Because of how they are triggered by the watermark, all event-time triggers with the same timestamp will be triggered in the same go, without interleaving other calls. Same is true for processing-time triggers because they "piggy back" on the one "physical" processing-time service trigger.

Regarding how often the ProcessingTimeService fires: as often as needed. I.e. we have a bunch of timers for T = 100 and some timers for T = 900. Then we will have a processing-time service firing at 100 and one at 900.

Best,
Aljoscha

On 13. Oct 2017, at 15:36, Kien Truong <[hidden email]> wrote:

Hi,

Thanks for the explanation.

Because timer callback and normal execution are not guarantee to be concurrent-safe, if we have multiple timers with the same timestamp, are all of them run before the normal execution resume or are they interleaved with normal execution?

Also may I ask how often are the ProcessingTimeService fired ?


Best regards,

Kien

On 10/13/2017 7:48 PM, Aljoscha Krettek wrote:
Hi,

This is slightly different for processing-time and event-time triggers.

First, event-time triggers: there are two data structures, a PriorityQueue (which is implemented as a heap) of timers that is sorted by timestamp, a set of registered timers that is used for deduplication.
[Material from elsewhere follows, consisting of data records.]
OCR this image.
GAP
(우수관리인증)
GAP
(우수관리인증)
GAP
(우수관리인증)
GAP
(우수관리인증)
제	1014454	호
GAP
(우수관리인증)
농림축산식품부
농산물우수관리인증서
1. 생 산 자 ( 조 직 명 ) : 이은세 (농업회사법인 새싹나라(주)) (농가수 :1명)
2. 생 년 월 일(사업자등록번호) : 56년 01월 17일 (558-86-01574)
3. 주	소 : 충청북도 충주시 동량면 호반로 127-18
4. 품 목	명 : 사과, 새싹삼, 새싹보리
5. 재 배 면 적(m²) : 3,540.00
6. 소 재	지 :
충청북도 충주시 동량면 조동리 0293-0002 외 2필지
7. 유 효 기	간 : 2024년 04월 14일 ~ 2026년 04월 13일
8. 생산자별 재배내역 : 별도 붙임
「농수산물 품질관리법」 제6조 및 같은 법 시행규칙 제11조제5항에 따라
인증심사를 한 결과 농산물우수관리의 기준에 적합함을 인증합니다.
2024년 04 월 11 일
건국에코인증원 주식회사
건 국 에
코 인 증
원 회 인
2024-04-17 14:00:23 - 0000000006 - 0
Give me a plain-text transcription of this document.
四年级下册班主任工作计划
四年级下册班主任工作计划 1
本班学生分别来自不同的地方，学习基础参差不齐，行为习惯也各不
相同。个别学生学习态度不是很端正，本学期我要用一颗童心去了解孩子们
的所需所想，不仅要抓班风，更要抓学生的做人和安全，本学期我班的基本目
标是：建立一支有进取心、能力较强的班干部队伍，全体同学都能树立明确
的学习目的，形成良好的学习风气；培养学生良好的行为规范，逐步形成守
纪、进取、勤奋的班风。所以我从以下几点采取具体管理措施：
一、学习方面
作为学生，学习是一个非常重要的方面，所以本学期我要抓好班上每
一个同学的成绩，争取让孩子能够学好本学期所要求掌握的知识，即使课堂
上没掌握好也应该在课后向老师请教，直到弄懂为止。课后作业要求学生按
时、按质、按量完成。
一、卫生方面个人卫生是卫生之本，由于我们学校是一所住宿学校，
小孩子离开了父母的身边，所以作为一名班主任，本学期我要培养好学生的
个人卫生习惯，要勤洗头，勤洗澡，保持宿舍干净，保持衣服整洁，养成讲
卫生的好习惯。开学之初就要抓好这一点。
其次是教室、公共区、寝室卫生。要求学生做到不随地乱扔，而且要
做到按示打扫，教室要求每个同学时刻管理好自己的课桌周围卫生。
When adding a timer, we first check whether it already exists (using the set) and then add it to the queue. Whenever we receive a watermark we poll from the timer queue as long as the timestamp of the top timer is <= the watermark. We remote the timer from the set and call the user callback.

For processing-time triggers it's very similar, except that we use a ProcessingTimeService instead of the watermark for advancing time. We always have one "physical" processing-time timer set at the ProcessingTimeService. When this fires we follow the same procedure as for event-time and then register a new "physical" timer for the next lowest processing-time timer.

In you case this would mean 3 separate internal timers, but a timer is only a timestamp and a key (and a namespace). 

Best,
Aljoscha


On 13. Oct 2017, at 13:56, Kien Truong [hidden email] wrote:

Hi Aljoscha,

Could you clarify how the timer system works right now ?

For example, let's say I have a function F, with 3 keys that are registered to execute at processing time T. 
Would Flink maintain a single internal timer at time T, then run the callback on all 3 keys when it's triggered ? Or there'd be 3 internal timers that will be triggered separately at time T  ?

Best regards,

Kien
On 10/13/2017 6:43 PM, Aljoscha Krettek wrote:
Hi,

If you have multiple timers per key, then coalescing can make sense to reduce the burden on the timer system. Coalescing them across different keys would not be possible right now.

Best,
Aljoscha


On 13. Oct 2017, at 06:37, Kien Truong [hidden email]
 wrote:

Hi,

We are having a streaming job where we use timers to implement key timeout for stateful functions. Should we implement coalescing logic to reduce the number of timer trigger, or it is not necessary with Flink?